Every emitted row for that document must contain the physical routing and 
lifecycle fields required downstream:
   
   - `document_id`
   - `document_hash`
   - `source_uri`
   - `source_version`, if available
   - `deleted`
   - `chunk_id`
   - `chunk_hash`
   - `chunk_index`
   - content fields used by parse/chunk/embedding
   
   For a delete event, the reader may emit a compact tombstone row with 
`deleted = true`, `document_id`, and enough target context for the lifecycle 
sink to delete all existing chunks for that document.
   
   ### 4. Transform Delivery
   
   Transforms must preserve the physical routing fields. Document parse, 
chunking, metadata projection, and embedding transforms may add fields, but 
they must not drop or rename `document_id` unless the job explicitly maps it to 
another physical field before lifecycle routing is enabled.
   
   If a transform can expand one document into many rows, all expanded rows 
remain inside the same route bucket because expansion happens after the source 
reader has been assigned the document split.
   
   ### 5. Sink Landing
   
   The lifecycle sink writer receives all rows for one document through the 
route bucket assigned to its subtask. The writer performs document-scoped 
lifecycle logic:
   
   ```text
   read old chunks for document_id
   compare chunk_hash and document_hash
   delete stale chunks
   upsert changed or new chunks
   skip unchanged chunks
   ```
   
   The sink writer must use idempotent target identifiers:
   
   ```text
   point_id = chunk_id
   payload.document_id = document_id
   payload.chunk_hash = chunk_hash
   ```
   
   For target systems with physical partitions, such as Milvus, the writer may 
map the route bucket to a configured partition:
   
   ```text
   vector_partition = partition_prefix + "_" + route_bucket
   ```
   
   For target systems without a matching physical partition concept, such as a 
single Qdrant collection, the route bucket is a SeaTunnel ownership boundary 
and `document_id` remains a payload filter/delete key. In both cases, the 
addressing contract is the same from SeaTunnel's perspective.
   
   ## Addressing Relationship
   
   Example with `route_parallelism = 4`:
   
   | Document | Route bucket | Source reader | Transform chain | Sink writer | 
Vector target |
   | --- | --- | --- | --- | --- | --- |
   | `doc_A` | `hash(doc_A) % 4 = 1` | reader-1 | subtask-1 | writer-1 | 
partition/logical-bucket-1 |
   | `doc_B` | `hash(doc_B) % 4 = 3` | reader-3 | subtask-3 | writer-3 | 
partition/logical-bucket-3 |
   | `doc_C` | `hash(doc_C) % 4 = 1` | reader-1 | subtask-1 | writer-1 | 
partition/logical-bucket-1 |
   
   The invariant is not that each bucket has only one document.

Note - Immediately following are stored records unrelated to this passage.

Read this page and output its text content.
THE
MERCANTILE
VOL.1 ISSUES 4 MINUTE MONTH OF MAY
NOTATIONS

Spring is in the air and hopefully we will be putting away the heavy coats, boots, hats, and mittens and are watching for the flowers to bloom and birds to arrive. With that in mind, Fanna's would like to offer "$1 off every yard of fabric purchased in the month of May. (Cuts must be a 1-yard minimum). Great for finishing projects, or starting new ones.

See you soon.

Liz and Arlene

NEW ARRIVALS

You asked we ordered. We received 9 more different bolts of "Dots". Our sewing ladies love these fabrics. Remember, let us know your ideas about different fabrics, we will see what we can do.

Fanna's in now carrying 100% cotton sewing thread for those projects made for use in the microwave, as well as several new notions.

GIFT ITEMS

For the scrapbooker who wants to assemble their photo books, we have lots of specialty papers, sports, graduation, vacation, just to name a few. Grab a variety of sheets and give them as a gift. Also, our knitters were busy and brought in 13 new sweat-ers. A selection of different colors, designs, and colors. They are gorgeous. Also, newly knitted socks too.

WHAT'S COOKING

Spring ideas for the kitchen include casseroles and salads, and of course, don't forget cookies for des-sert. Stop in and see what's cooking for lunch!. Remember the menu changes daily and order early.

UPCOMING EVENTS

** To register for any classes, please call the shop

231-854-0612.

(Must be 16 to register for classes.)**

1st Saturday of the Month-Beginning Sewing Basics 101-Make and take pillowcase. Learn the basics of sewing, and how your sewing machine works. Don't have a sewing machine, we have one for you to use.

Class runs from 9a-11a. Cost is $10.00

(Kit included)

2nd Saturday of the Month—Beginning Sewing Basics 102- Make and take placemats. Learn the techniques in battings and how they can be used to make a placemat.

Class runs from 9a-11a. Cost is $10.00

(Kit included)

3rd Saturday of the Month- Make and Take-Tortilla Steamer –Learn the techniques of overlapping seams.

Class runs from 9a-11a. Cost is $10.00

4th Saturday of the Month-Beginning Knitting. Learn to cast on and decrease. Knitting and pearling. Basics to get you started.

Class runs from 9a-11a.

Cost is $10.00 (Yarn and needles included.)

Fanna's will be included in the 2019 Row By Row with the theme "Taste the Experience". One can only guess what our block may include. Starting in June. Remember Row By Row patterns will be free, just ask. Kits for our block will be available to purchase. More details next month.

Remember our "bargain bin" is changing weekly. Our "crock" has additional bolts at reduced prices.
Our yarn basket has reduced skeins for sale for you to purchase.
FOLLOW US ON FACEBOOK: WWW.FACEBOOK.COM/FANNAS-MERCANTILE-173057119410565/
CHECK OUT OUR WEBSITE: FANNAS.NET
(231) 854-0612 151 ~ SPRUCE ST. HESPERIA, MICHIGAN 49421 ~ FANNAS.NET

The invariant 
is that each document has only one bucket.
   
   ## Back-Pressure and Hot Keys
   
   This design relies on the existing dataflow back-pressure path instead of 
adding Hazelcast data operations from sink writer to sink writer. A slow 
lifecycle sink writer slows its normal upstream chain.
   
   Hot keys are still possible. A single large document or a small number of 
very large documents can overload one bucket. The first production version 
should handle this as an explicit lifecycle trade-off:
   
   - do not split one document across buckets in lifecycle mode;
   - expose per-bucket document count, row count, bytes, and lifecycle latency 
metrics;
   - optionally fail fast or warn when one document exceeds configured size or 
chunk-count thresholds;
   - allow users to increase route parallelism before the job starts.
   
   Dynamic hot-key migration is out of scope because moving a live document 
between writers would require a checkpointed rebalance protocol.
   
   ## Checkpoint and Recovery Boundaries
   
   Checkpoint alignment can be implemented in a follow-up iteration, but the 
state boundaries should be fixed now.
   
   ### Source Enumerator State
   
   The enumerator owns:
   
   - discovered but unassigned document splits;
   - assigned splits that have not been checkpoint-confirmed;
   - route parallelism and route bucket mapping inputs;
   - source version cursors or listing progress;
   - delete markers that still need delivery.
   
   ### Source Reader State
   
   Each reader owns:
   
   - currently processing document split;
   - read offset inside the document, if the source supports resumable reads;
   - emitted chunk progress if parsing/chunking happens inside the reader.
   
   If the reader cannot resume inside a document, it may replay the whole 
document from the last checkpoint. The sink lifecycle path must therefore be 
idempotent by `document_id` and `chunk_id`.
   
   ### Sink Writer State
   
   The sink writer owns:
   
   - prepared but not yet committed lifecycle operations, if the target sink 
uses a checkpoint-gated commit model;
   - target transaction handles or staging metadata, if supported;
   - retryable commit/delete/upsert intent records when external operations are 
delayed until checkpoint completion.
   
   Visible external side effects before checkpoint completion must be either 
idempotent or staged. A sink that cannot satisfy this must document 
at-least-once visibility and pass tests for duplicate replay.
   
   ### Recovery Scenarios
   
   - **Failure before checkpoint completion**: source state rolls back to the 
last completed checkpoint; document splits may be replayed; sink writes must be 
idempotent or staged.
   - **Failure after checkpoint completion but before cleanup**: sink commit or 
cleanup may be retried; commit/delete/upsert operations must tolerate repeated 
attempts.
   - **Reader failure during a large document**: the document may restart from 
the last checkpointed reader offset, or from the beginning if no offset is 
available.
   - **Parallelism change on restore**: not supported in the first version for 
lifecycle routing because it changes route bucket ownership.
   
   ## Planner Requirements
   
   For a lifecycle sink that requires document routing, the planner should 
validate:
   
   - `document_id` exists as a physical field before lifecycle sink input.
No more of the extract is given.